Does Solaris matter?
Seriously, back in the boom when I did nothing but live in SSH sessions Solaris mattered. It mattered hell of a lot. Unless you were a Telco (Usually HP-UX) or a TruBlu shop (The term I use to refer to wall to wall IBM environments, so we're talking AIX in this case) any organization above a specific size was probably a Solaris shop. Solaris 2.6/7 and Windows NT being the foundation for many companies during the dot com era.

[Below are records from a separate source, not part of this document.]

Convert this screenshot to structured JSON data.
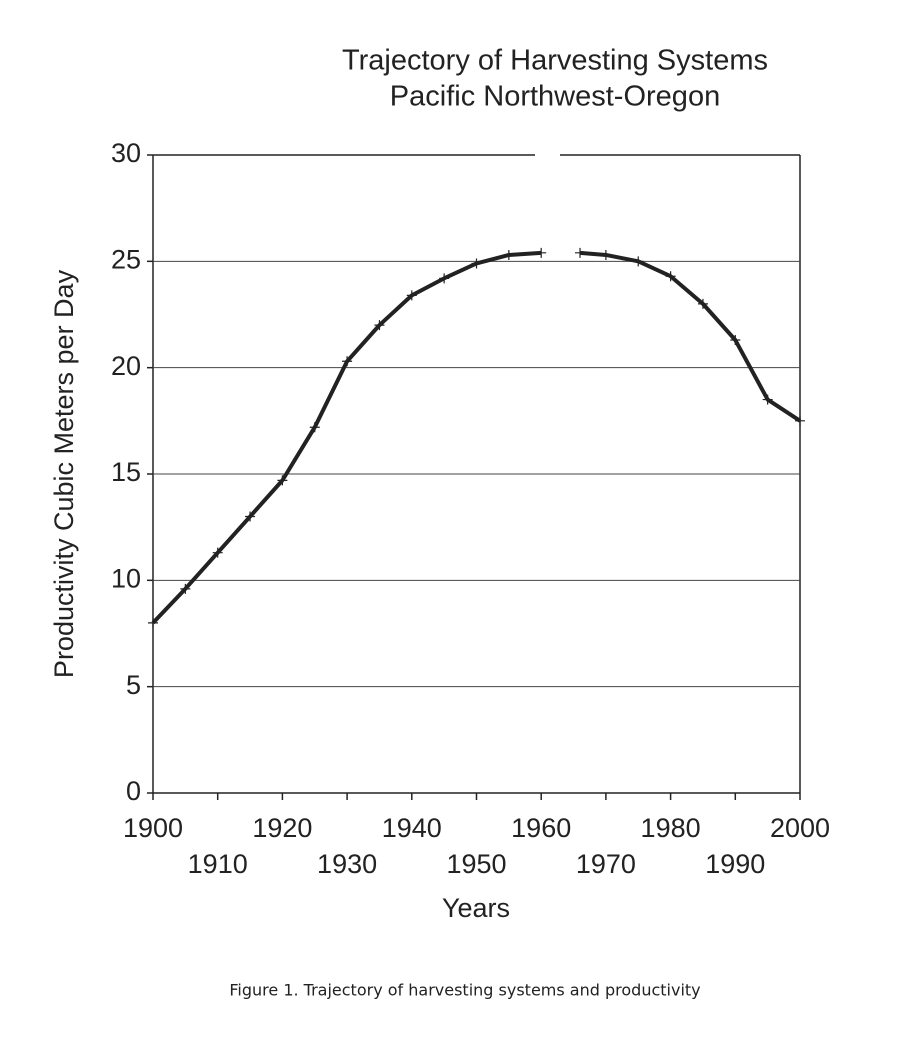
{
  "chart_data": {
    "type": "line",
    "title": [
      "Trajectory of Harvesting Systems",
      "Pacific Northwest-Oregon"
    ],
    "x_label": "Years",
    "y_label": "Productivity Cubic Meters per Day",
    "caption": "Figure 1. Trajectory of harvesting systems and productivity",
    "x": [
      1900,
      1905,
      1910,
      1915,
      1920,
      1925,
      1930,
      1935,
      1940,
      1945,
      1950,
      1955,
      1960,
      1963,
      1966,
      1970,
      1975,
      1980,
      1985,
      1990,
      1995,
      2000
    ],
    "series": [
      {
        "color": "#222222",
        "values": [
          8,
          9.6,
          11.3,
          13,
          14.7,
          17.2,
          20.3,
          22,
          23.4,
          24.2,
          24.9,
          25.3,
          25.4,
          null,
          25.4,
          25.3,
          25,
          24.3,
          23,
          21.3,
          18.5,
          17.5
        ]
      }
    ],
    "xlim": [
      1900,
      2000
    ],
    "xticks": [
      1900,
      1910,
      1920,
      1930,
      1940,
      1950,
      1960,
      1970,
      1980,
      1990,
      2000
    ],
    "ylim": [
      0,
      30
    ],
    "yticks": [
      0,
      5,
      10,
      15,
      20,
      25,
      30
    ],
    "grid": true
  }
}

Post crash we have Sun hyping ZFS as well as considering slapping the GPL onto OpenSolaris, and yet I still see more people throwing out Solaris than adopting it. Indeed even I have stopped replacing Solaris instances when systems are retired, I just throw the workload into a Virtual Machine or onto a physical x86 host running Windows or Linux.

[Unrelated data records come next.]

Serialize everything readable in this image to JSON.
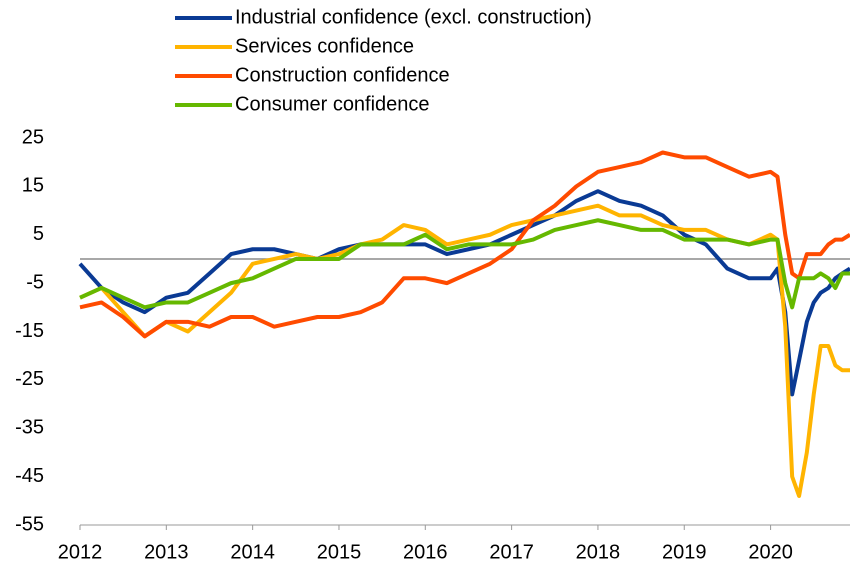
{
  "chart_data": {
    "type": "line",
    "x": [
      2012,
      2012.25,
      2012.5,
      2012.75,
      2013,
      2013.25,
      2013.5,
      2013.75,
      2014,
      2014.25,
      2014.5,
      2014.75,
      2015,
      2015.25,
      2015.5,
      2015.75,
      2016,
      2016.25,
      2016.5,
      2016.75,
      2017,
      2017.25,
      2017.5,
      2017.75,
      2018,
      2018.25,
      2018.5,
      2018.75,
      2019,
      2019.25,
      2019.5,
      2019.75,
      2020,
      2020.08,
      2020.17,
      2020.25,
      2020.33,
      2020.42,
      2020.5,
      2020.58,
      2020.67,
      2020.75,
      2020.83,
      2020.92
    ],
    "series": [
      {
        "name": "Industrial confidence (excl. construction)",
        "color": "#0a3a94",
        "values": [
          -1,
          -6,
          -9,
          -11,
          -8,
          -7,
          -3,
          1,
          2,
          2,
          1,
          0,
          2,
          3,
          3,
          3,
          3,
          1,
          2,
          3,
          5,
          7,
          9,
          12,
          14,
          12,
          11,
          9,
          5,
          3,
          -2,
          -4,
          -4,
          -2,
          -11,
          -28,
          -21,
          -13,
          -9,
          -7,
          -6,
          -4,
          -3,
          -2
        ]
      },
      {
        "name": "Services confidence",
        "color": "#ffb400",
        "values": [
          -8,
          -6,
          -11,
          -16,
          -13,
          -15,
          -11,
          -7,
          -1,
          0,
          1,
          0,
          1,
          3,
          4,
          7,
          6,
          3,
          4,
          5,
          7,
          8,
          9,
          10,
          11,
          9,
          9,
          7,
          6,
          6,
          4,
          3,
          5,
          4,
          -14,
          -45,
          -49,
          -40,
          -28,
          -18,
          -18,
          -22,
          -23,
          -23
        ]
      },
      {
        "name": "Construction confidence",
        "color": "#ff4b00",
        "values": [
          -10,
          -9,
          -12,
          -16,
          -13,
          -13,
          -14,
          -12,
          -12,
          -14,
          -13,
          -12,
          -12,
          -11,
          -9,
          -4,
          -4,
          -5,
          -3,
          -1,
          2,
          8,
          11,
          15,
          18,
          19,
          20,
          22,
          21,
          21,
          19,
          17,
          18,
          17,
          5,
          -3,
          -4,
          1,
          1,
          1,
          3,
          4,
          4,
          5
        ]
      },
      {
        "name": "Consumer confidence",
        "color": "#65b800",
        "values": [
          -8,
          -6,
          -8,
          -10,
          -9,
          -9,
          -7,
          -5,
          -4,
          -2,
          0,
          0,
          0,
          3,
          3,
          3,
          5,
          2,
          3,
          3,
          3,
          4,
          6,
          7,
          8,
          7,
          6,
          6,
          4,
          4,
          4,
          3,
          4,
          4,
          -5,
          -10,
          -4,
          -4,
          -4,
          -3,
          -4,
          -6,
          -3,
          -3
        ]
      }
    ],
    "xlim": [
      2012,
      2020.92
    ],
    "xticks": [
      2012,
      2013,
      2014,
      2015,
      2016,
      2017,
      2018,
      2019,
      2020
    ],
    "ylim": [
      -55,
      25
    ],
    "yticks": [
      25,
      15,
      5,
      -5,
      -15,
      -25,
      -35,
      -45,
      -55
    ],
    "grid": false
  }
}
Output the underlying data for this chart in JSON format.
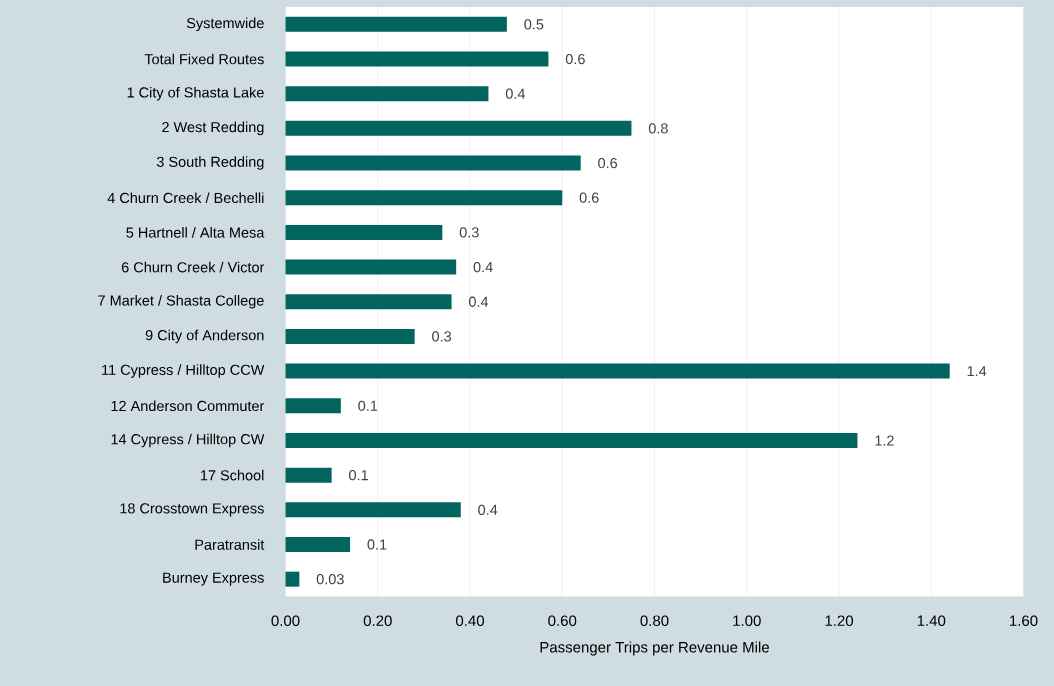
{
  "chart_data": {
    "type": "bar",
    "orientation": "horizontal",
    "categories": [
      "Systemwide",
      "Total Fixed Routes",
      "1 City of Shasta Lake",
      "2 West Redding",
      "3 South Redding",
      "4 Churn Creek / Bechelli",
      "5 Hartnell / Alta Mesa",
      "6 Churn Creek / Victor",
      "7 Market / Shasta College",
      "9 City of Anderson",
      "11 Cypress / Hilltop CCW",
      "12 Anderson Commuter",
      "14 Cypress / Hilltop CW",
      "17 School",
      "18 Crosstown Express",
      "Paratransit",
      "Burney Express"
    ],
    "values": [
      0.48,
      0.57,
      0.44,
      0.75,
      0.64,
      0.6,
      0.34,
      0.37,
      0.36,
      0.28,
      1.44,
      0.12,
      1.24,
      0.1,
      0.38,
      0.14,
      0.03
    ],
    "value_labels": [
      "0.5",
      "0.6",
      "0.4",
      "0.8",
      "0.6",
      "0.6",
      "0.3",
      "0.4",
      "0.4",
      "0.3",
      "1.4",
      "0.1",
      "1.2",
      "0.1",
      "0.4",
      "0.1",
      "0.03"
    ],
    "color": "#03655f",
    "xlabel": "Passenger Trips per Revenue Mile",
    "xlim": [
      0,
      1.6
    ],
    "xticks": [
      {
        "value": 0,
        "label": "0.00"
      },
      {
        "value": 0.2,
        "label": "0.20"
      },
      {
        "value": 0.4,
        "label": "0.40"
      },
      {
        "value": 0.6,
        "label": "0.60"
      },
      {
        "value": 0.8,
        "label": "0.80"
      },
      {
        "value": 1.0,
        "label": "1.00"
      },
      {
        "value": 1.2,
        "label": "1.20"
      },
      {
        "value": 1.4,
        "label": "1.40"
      },
      {
        "value": 1.6,
        "label": "1.60"
      }
    ],
    "grid": "x"
  }
}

As for ZFS well some folks think it's the universe in a file system/volume manager combo, and I'm sure Symantec have been taking a long hard look at VxFS and planning a ZFS counter punch, but if you're a Windows or Linux shop chances are none of that will matter and you'll just run what's native. Be it NTFS or EXT3/EXT4
Perhaps ZFS is a bit too Star Trek for it's own good? For the most part people don't usually rush to jump from well understood technology to new technology. The higher the stakes the greater the resistance to change.